Some notes so far learning S3 and Cloudfront on AWS
S3 General
- Object-based storage — some might call it blob, can be any bytes, immutable once created.
- Durability by duplication across the network
- 0–5TB file limit
- No limit on storage per account
- Buckets are flat, unique in name across all AWS
- Buckets can be accessed via URL
- Uploading to S3 returns a 200
S3 SLA
- Designed for 99.99% availability
- Guarantee 99.9% availability
- Guarantee 99.999999999% durability
S3 Behaviours
- S3 gives you read after write consistency, creating new content means you get that back right away
- S3 gives you eventual consistency from updating existing objects. This is because of the duplication. It takes time to propagate.
- There are some different storage classes, some include Infrequent Access and Glacier. The trade-offs are availability and minimum storage duration and cost.
- Objects are key-value storage with metadata and custom data. Version ID’s if you enable versioning and an ACL (access control list).
S3 Versioning
- Versioning can be turned on but only suspended once on.
- Versioning a bucket means a delete is a ‘delete marker’
Life Cycle Management
- Life Cycle Management is setting up transitions for objects to move objects into IA Access etc.
- Life Cycle has an expiry (delete) transition too.
S3 Cross-Region
- Copies objects from one bucket to another in different regions
- Requires versioning turned on
- Does not replicate retrospectively so decide upfront if you need it probably.
- Used to place the assets closer to the user.
- Delete markers are replicated, but deleting the delete markers does not replicate… (circa 2018 — need to verify this myself still)
S3 => Cloudfront
- Used to reduce the object retrieval time
- Origin — location of the objects the CDN will distribute, can be S3, could be a load balancer, EC2, server etc etc
- Edge Location — AWS server where the object will be cached
- Distribution — A CDN configuration of edge locations used for a particular CloudFront e.g. Web HTTP/S
- Edge locations can accept uploads
- TTL is the cache time
- Caches can be invalidated to force the requester to go to the origin
S3 Security
- All buckets are born Private
- Buckets access can be done in the bucket itself on a per bucket basis
- Access Control Lists let you control policy for a user in a more bucket instance agnostic way e.g. Read from Buckets, Write to Buckets
- Objects can be controlled at the ACL level.
- You can log bucket activity (into a separate bucket)
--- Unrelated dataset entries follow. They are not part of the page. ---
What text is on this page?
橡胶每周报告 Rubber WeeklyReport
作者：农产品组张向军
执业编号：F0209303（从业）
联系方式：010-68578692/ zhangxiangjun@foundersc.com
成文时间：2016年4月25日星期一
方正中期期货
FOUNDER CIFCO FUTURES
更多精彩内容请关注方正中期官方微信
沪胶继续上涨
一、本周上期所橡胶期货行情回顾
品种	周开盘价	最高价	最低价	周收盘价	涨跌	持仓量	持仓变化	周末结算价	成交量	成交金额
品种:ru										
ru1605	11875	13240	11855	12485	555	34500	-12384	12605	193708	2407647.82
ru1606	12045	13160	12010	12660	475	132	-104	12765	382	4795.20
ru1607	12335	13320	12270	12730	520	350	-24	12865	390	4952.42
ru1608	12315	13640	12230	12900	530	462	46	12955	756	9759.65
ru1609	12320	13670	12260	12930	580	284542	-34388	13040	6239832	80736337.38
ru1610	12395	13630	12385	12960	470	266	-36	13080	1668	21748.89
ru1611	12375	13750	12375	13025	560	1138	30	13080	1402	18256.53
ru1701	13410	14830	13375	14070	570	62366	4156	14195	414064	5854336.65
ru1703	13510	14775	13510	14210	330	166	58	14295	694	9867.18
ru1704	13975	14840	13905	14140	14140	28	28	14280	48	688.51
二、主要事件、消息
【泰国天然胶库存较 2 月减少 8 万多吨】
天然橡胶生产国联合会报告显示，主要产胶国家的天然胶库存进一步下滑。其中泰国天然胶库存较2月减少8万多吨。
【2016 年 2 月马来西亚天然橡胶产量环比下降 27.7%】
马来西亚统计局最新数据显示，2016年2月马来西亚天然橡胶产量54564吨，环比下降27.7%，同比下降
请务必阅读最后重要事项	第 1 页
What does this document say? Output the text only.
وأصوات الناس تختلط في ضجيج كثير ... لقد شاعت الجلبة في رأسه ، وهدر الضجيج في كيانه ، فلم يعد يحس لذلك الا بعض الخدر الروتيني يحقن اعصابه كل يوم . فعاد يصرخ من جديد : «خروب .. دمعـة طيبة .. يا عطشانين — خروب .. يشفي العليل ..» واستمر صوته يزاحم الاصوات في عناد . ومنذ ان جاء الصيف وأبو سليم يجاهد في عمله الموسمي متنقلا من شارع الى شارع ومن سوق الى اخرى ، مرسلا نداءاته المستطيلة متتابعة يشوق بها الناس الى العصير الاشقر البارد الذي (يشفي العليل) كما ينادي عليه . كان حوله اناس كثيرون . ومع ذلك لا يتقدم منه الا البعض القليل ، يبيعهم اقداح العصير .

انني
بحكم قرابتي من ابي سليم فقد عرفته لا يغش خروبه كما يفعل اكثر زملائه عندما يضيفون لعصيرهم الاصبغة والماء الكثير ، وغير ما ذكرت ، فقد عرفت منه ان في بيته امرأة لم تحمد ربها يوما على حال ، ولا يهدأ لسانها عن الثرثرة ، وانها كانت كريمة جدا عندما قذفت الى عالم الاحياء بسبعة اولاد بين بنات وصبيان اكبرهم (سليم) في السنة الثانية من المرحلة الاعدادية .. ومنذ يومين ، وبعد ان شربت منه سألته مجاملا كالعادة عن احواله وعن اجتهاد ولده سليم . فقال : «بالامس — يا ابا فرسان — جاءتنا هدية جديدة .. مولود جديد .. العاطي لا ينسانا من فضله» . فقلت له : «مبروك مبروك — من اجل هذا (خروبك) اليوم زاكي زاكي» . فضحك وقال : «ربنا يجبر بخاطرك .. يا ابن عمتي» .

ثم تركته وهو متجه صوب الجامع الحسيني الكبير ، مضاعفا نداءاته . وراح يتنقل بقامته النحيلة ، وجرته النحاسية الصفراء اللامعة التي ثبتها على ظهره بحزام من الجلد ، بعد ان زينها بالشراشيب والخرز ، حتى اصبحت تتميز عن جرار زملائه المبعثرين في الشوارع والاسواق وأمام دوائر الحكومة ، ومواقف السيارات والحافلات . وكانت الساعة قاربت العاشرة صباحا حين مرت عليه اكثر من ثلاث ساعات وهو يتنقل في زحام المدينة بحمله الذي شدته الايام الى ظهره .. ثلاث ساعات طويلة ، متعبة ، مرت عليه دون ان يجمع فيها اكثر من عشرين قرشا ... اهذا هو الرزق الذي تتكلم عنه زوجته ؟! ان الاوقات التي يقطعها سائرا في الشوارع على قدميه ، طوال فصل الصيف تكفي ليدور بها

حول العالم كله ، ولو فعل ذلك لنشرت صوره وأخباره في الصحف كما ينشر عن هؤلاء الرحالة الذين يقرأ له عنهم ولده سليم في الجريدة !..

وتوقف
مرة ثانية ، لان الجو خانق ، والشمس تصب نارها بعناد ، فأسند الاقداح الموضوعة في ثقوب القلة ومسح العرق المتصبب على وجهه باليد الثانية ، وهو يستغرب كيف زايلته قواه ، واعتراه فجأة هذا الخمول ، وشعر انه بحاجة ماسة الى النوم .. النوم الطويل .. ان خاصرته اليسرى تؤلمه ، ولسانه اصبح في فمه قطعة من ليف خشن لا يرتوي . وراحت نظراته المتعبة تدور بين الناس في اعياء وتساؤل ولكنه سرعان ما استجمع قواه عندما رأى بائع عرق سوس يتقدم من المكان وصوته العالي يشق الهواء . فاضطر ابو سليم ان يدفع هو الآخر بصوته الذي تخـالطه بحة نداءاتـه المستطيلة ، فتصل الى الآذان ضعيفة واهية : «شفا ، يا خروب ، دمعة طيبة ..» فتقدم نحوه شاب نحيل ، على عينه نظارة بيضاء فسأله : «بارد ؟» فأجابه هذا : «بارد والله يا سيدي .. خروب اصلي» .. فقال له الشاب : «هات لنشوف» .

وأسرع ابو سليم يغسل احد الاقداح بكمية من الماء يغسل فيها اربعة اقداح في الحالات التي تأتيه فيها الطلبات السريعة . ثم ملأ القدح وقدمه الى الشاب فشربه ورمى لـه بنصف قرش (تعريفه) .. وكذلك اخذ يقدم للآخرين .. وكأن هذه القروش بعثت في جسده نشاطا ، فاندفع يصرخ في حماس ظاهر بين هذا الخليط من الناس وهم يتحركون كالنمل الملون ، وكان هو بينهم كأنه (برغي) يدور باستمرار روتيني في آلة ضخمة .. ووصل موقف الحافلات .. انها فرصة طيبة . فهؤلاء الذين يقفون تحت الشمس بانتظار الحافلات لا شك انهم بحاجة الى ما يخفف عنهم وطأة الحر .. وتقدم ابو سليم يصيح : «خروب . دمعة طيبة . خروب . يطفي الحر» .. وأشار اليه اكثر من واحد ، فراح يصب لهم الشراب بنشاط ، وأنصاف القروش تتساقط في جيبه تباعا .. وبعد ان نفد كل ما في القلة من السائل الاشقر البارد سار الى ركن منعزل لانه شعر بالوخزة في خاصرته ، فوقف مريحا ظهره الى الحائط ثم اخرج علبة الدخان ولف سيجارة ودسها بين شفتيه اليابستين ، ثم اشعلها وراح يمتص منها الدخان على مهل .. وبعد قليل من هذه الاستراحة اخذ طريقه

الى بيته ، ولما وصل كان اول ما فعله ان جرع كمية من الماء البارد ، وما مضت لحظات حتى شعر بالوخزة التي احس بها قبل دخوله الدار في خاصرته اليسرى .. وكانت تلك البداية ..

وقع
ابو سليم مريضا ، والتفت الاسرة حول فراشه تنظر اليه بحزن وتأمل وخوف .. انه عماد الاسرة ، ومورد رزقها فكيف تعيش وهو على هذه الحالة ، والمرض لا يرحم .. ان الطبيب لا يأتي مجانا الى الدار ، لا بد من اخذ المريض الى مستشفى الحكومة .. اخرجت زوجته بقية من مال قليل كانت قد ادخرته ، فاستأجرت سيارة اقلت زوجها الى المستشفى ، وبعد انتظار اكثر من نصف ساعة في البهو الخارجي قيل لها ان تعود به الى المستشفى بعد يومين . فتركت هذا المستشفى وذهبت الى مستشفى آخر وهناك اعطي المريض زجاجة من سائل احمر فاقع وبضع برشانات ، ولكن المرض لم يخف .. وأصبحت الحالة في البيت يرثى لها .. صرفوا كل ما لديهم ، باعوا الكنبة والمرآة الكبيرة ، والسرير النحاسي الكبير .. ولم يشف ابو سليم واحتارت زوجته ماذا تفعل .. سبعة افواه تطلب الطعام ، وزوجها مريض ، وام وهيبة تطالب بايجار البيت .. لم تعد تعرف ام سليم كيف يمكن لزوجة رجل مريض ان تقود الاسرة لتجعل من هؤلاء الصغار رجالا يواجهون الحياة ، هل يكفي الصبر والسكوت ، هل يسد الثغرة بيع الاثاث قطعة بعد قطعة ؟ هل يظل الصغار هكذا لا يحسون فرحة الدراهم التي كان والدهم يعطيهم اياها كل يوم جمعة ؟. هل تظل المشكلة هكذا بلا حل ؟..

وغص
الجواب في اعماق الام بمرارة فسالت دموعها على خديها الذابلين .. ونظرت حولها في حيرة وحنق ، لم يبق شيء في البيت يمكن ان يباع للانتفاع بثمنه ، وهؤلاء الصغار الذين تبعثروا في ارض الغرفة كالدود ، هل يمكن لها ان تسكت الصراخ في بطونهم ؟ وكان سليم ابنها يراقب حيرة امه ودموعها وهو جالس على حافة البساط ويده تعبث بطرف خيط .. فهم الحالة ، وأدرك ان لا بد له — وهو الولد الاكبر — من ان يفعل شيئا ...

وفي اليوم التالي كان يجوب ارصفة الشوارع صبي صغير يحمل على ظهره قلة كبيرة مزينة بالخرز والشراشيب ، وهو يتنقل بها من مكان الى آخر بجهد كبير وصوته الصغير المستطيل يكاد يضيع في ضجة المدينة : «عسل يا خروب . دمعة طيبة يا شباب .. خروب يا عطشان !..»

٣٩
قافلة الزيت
- You can set up events when bucket activities are performed e.g. add a new item
S3 Security / Encryption
- In transit, the objects are protected by SSL/TLS
- At rest, there are some encryption options you can enable
- SSE-S3 has its own built-in management
- SSE-KMS (Key management store) another service can be used to protect and manage your own keys
- SSE-C (Custom) lets you set your own keys and basically roll your own encryption.
S3 Transfer Acceleration
- Lets you transfer data faster (lower latency)
- Uses AWS’s own infrastructure
- Costs x2.. not always worth it, so check.
S3 Static Website
- Host an entire website
- Requires no virtual website
- Scales automatically